GPS_Regressor Tool (continuous treatments, continuous outcomes)

In this example, we use this package’s GPS_Regressor tool to estimate the marginal causal curve of some continuous treatment on a continuous outcome, accounting for some mild confounding effects. To put this differently, the result of this will be an estimate of the average of each individual’s dose-response to the treatment. To do this we calculate generalized propensity scores (GPS) to correct the treatment prediction of the outcome.

Compared with the package’s TMLE method, the GPS methods are more computationally efficient, better suited for large datasets, but produces wider confidence intervals.

In this example we use simulated data originally developed by Hirano and Imbens but adapted by others (see references). The advantage of this simulated data is it allows us to compare the estimate we produce against the true, analytically-derived causal curve.

Let \(t_i\) be the treatment for the i-th unit, let \(x_1\) and \(x_2\) be the confounding covariates, and let \(y_i\) be the outcome measure. We assume that the covariates and treatment are exponentially-distributed, and the treatment variable is associated with the covariates in the following way:

>>> import numpy as np
>>> import pandas as pd
>>> from scipy.stats import expon
>>> np.random.seed(333)
>>> n = 5000
>>> x_1 = expon.rvs(size=n, scale = 1)
>>> x_2 = expon.rvs(size=n, scale = 1)
>>> treatment = expon.rvs(size=n, scale = (1/(x_1 + x_2)))

The GPS is given by

\[f(t, x_1, x_2) = (x_1 + x_2) * e^{-(x_1 + x_2) * t}\]

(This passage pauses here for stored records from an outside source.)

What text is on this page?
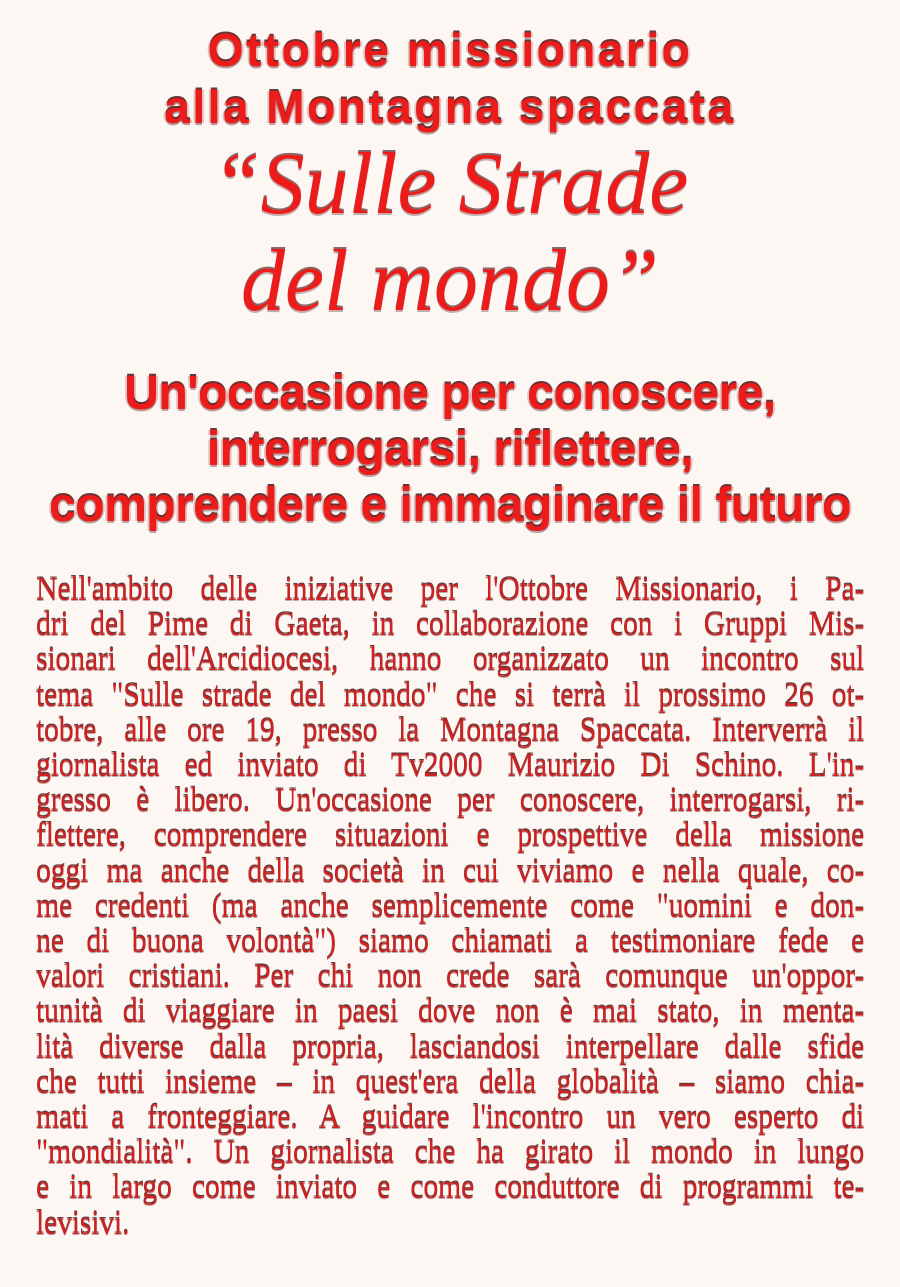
Ottobre missionario
alla Montagna spaccata
“Sulle Strade
del mondo”
Un'occasione per conoscere,
interrogarsi, riflettere,
comprendere e immaginare il futuro
Nell'ambito delle iniziative per l'Ottobre Missionario, i Pa-
dri del Pime di Gaeta, in collaborazione con i Gruppi Mis-
sionari dell'Arcidiocesi, hanno organizzato un incontro sul
tema "Sulle strade del mondo" che si terrà il prossimo 26 ot-
tobre, alle ore 19, presso la Montagna Spaccata. Interverrà il
giornalista ed inviato di Tv2000 Maurizio Di Schino. L'in-
gresso è libero. Un'occasione per conoscere, interrogarsi, ri-
flettere, comprendere situazioni e prospettive della missione
oggi ma anche della società in cui viviamo e nella quale, co-
me credenti (ma anche semplicemente come "uomini e don-
ne di buona volontà") siamo chiamati a testimoniare fede e
valori cristiani. Per chi non crede sarà comunque un'oppor-
tunità di viaggiare in paesi dove non è mai stato, in menta-
lità diverse dalla propria, lasciandosi interpellare dalle sfide
che tutti insieme – in quest'era della globalità – siamo chia-
mati a fronteggiare. A guidare l'incontro un vero esperto di
"mondialità". Un giornalista che ha girato il mondo in lungo
e in largo come inviato e come conduttore di programmi te-
levisivi.
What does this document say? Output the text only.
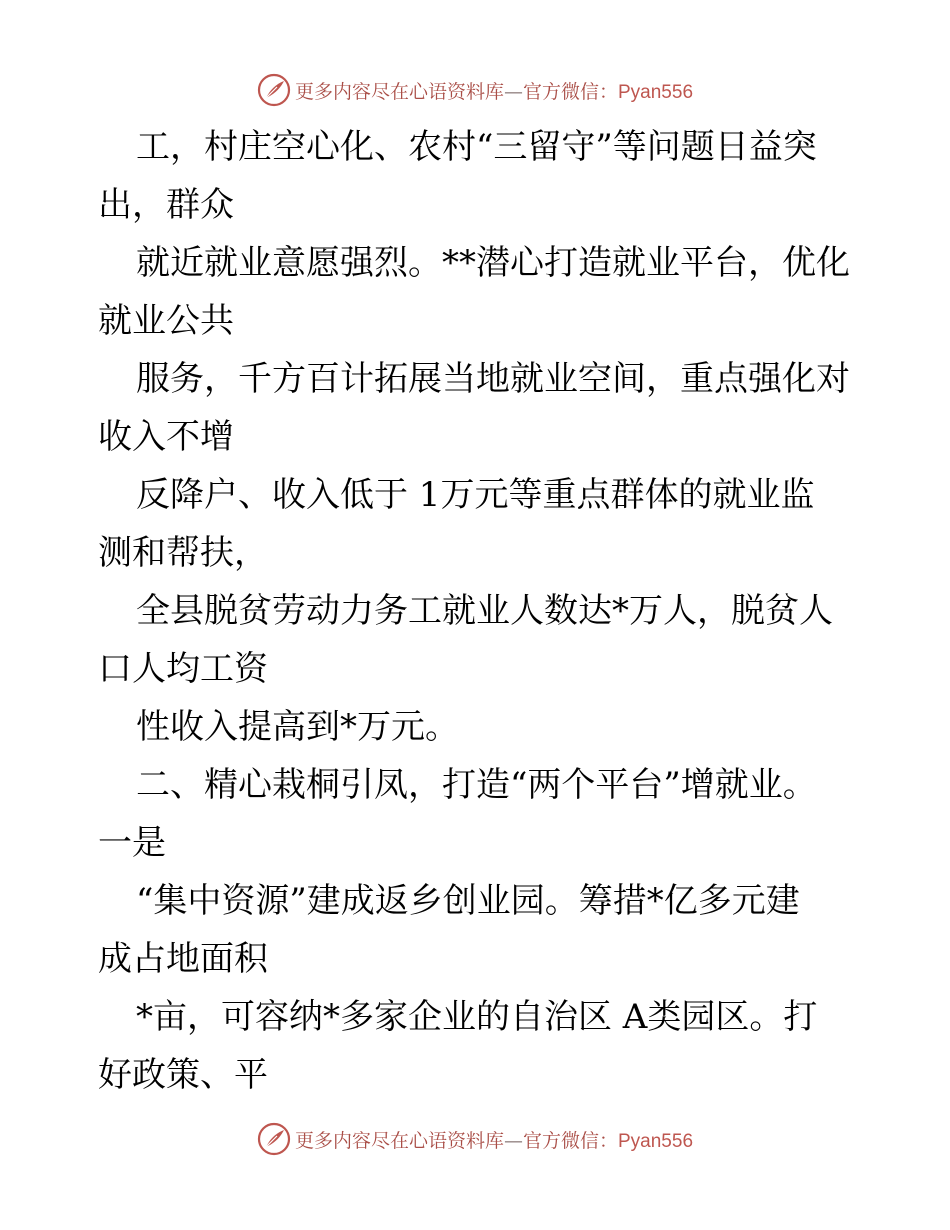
更多内容尽在心语资料库—官方微信：Pyan556
工，村庄空心化、农村“三留守”等问题日益突
出，群众
就近就业意愿强烈。**潜心打造就业平台，优化
就业公共
服务，千方百计拓展当地就业空间，重点强化对
收入不增
反降户、收入低于 1万元等重点群体的就业监
测和帮扶，
全县脱贫劳动力务工就业人数达*万人，脱贫人
口人均工资
性收入提高到*万元。
二、精心栽桐引凤，打造“两个平台”增就业。
一是
“集中资源”建成返乡创业园。筹措*亿多元建
成占地面积
*亩，可容纳*多家企业的自治区 A类园区。打
好政策、平
更多内容尽在心语资料库—官方微信：Pyan556
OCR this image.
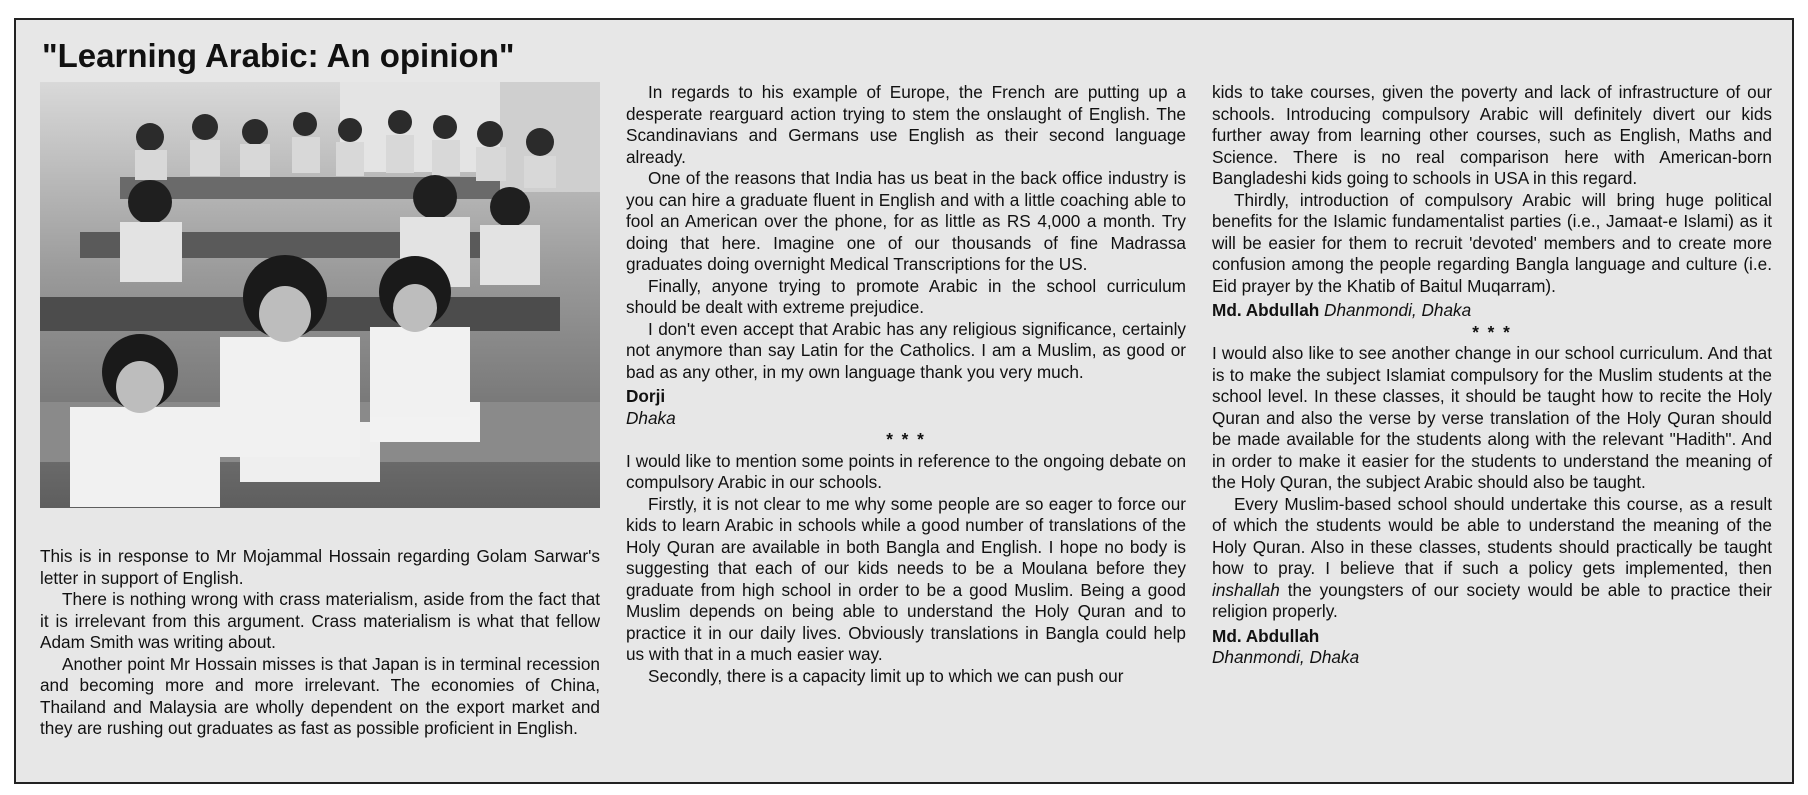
"Learning Arabic: An opinion"

This is in response to Mr Mojammal Hossain regarding Golam Sarwar's letter in support of English.

There is nothing wrong with crass materialism, aside from the fact that it is irrelevant from this argument. Crass materialism is what that fellow Adam Smith was writing about.

Another point Mr Hossain misses is that Japan is in terminal recession and becoming more and more irrelevant. The economies of China, Thailand and Malaysia are wholly dependent on the export market and they are rushing out graduates as fast as possible proficient in English.

In regards to his example of Europe, the French are putting up a desperate rearguard action trying to stem the onslaught of English. The Scandinavians and Germans use English as their second language already.

One of the reasons that India has us beat in the back office industry is you can hire a graduate fluent in English and with a little coaching able to fool an American over the phone, for as little as RS 4,000 a month. Try doing that here. Imagine one of our thousands of fine Madrassa graduates doing overnight Medical Transcriptions for the US.

Finally, anyone trying to promote Arabic in the school curriculum should be dealt with extreme prejudice.

I don't even accept that Arabic has any religious significance, certainly not anymore than say Latin for the Catholics. I am a Muslim, as good or bad as any other, in my own language thank you very much.

Dorji
Dhaka

* * *

I would like to mention some points in reference to the ongoing debate on compulsory Arabic in our schools.

Firstly, it is not clear to me why some people are so eager to force our kids to learn Arabic in schools while a good number of translations of the Holy Quran are available in both Bangla and English. I hope no body is suggesting that each of our kids needs to be a Moulana before they graduate from high school in order to be a good Muslim. Being a good Muslim depends on being able to understand the Holy Quran and to practice it in our daily lives. Obviously translations in Bangla could help us with that in a much easier way.

Secondly, there is a capacity limit up to which we can push our

kids to take courses, given the poverty and lack of infrastructure of our schools. Introducing compulsory Arabic will definitely divert our kids further away from learning other courses, such as English, Maths and Science. There is no real comparison here with American-born Bangladeshi kids going to schools in USA in this regard.

Thirdly, introduction of compulsory Arabic will bring huge political benefits for the Islamic fundamentalist parties (i.e., Jamaat-e Islami) as it will be easier for them to recruit 'devoted' members and to create more confusion among the people regarding Bangla language and culture (i.e. Eid prayer by the Khatib of Baitul Muqarram).

Md. Abdullah Dhanmondi, Dhaka

* * *

I would also like to see another change in our school curriculum. And that is to make the subject Islamiat compulsory for the Muslim students at the school level. In these classes, it should be taught how to recite the Holy Quran and also the verse by verse translation of the Holy Quran should be made available for the students along with the relevant "Hadith". And in order to make it easier for the students to understand the meaning of the Holy Quran, the subject Arabic should also be taught.

Every Muslim-based school should undertake this course, as a result of which the students would be able to understand the meaning of the Holy Quran. Also in these classes, students should practically be taught how to pray. I believe that if such a policy gets implemented, then inshallah the youngsters of our society would be able to practice their religion properly.

Md. Abdullah
Dhanmondi, Dhaka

If we generate the outcome variable by summing the treatment and GPS, the true causal curve is derived analytically to be:

\[f(t) = t + \frac{2}{(1 + t)^3}\]

The following code completes the data generation:

>>> gps = ((x_1 + x_2) * np.exp(-(x_1 + x_2) * treatment))
>>> outcome = treatment + gps + np.random.normal(size = n, scale = 1)
>>> truth_func = lambda treatment: (treatment + (2/(1 + treatment)**3))
>>> vfunc = np.vectorize(truth_func)
>>> true_outcome = vfunc(treatment)
>>> df = pd.DataFrame(
>>>     {
>>>         'X_1': x_1,
>>>         'X_2': x_2,
>>>         'Treatment': treatment,
>>>         'GPS': gps,
>>>         'Outcome': outcome,
>>>         'True_outcome': true_outcome
>>>     }
>>> ).sort_values('Treatment', ascending = True)

With this dataframe, we can now calculate the GPS to estimate the causal relationship between treatment and outcome. Let’s use the default settings of the GPS_Regressor tool:

>>> from causal_curve import GPS_Regressor
>>> gps = GPS_Regressor()
>>> gps.fit(T = df['Treatment'], X = df[['X_1', 'X_2']], y = df['Outcome'])
>>> gps_results = gps.calculate_CDRC(0.95)

You now have everything to produce the following plot with matplotlib. In this example with only mild confounding, the GPS-calculated estimate of the true causal curve produces has approximately half the error of a simple LOESS estimate using only the treatment and the outcome.

_images/CDRC.png

The GPS_Regressor tool also allows you to estimate a specific set of points along the causal curve. Use the predict and predict_interval methods to produce a point estimate and prediction interval, respectively.

References

Galagate, D. Causal Inference with a Continuous Treatment and Outcome: Alternative Estimators for Parametric Dose-Response function with Applications. PhD thesis, 2016.

Moodie E and Stephens DA. Estimation of dose–response functions for longitudinal data using the generalised propensity score. In: Statistical Methods in Medical Research 21(2), 2010, pp.149–166.

Hirano K and Imbens GW. The propensity score with continuous treatments. In: Gelman A and Meng XL (eds) Applied bayesian modeling and causal inference from incomplete-data perspectives. Oxford, UK: Wiley, 2004, pp.73–84.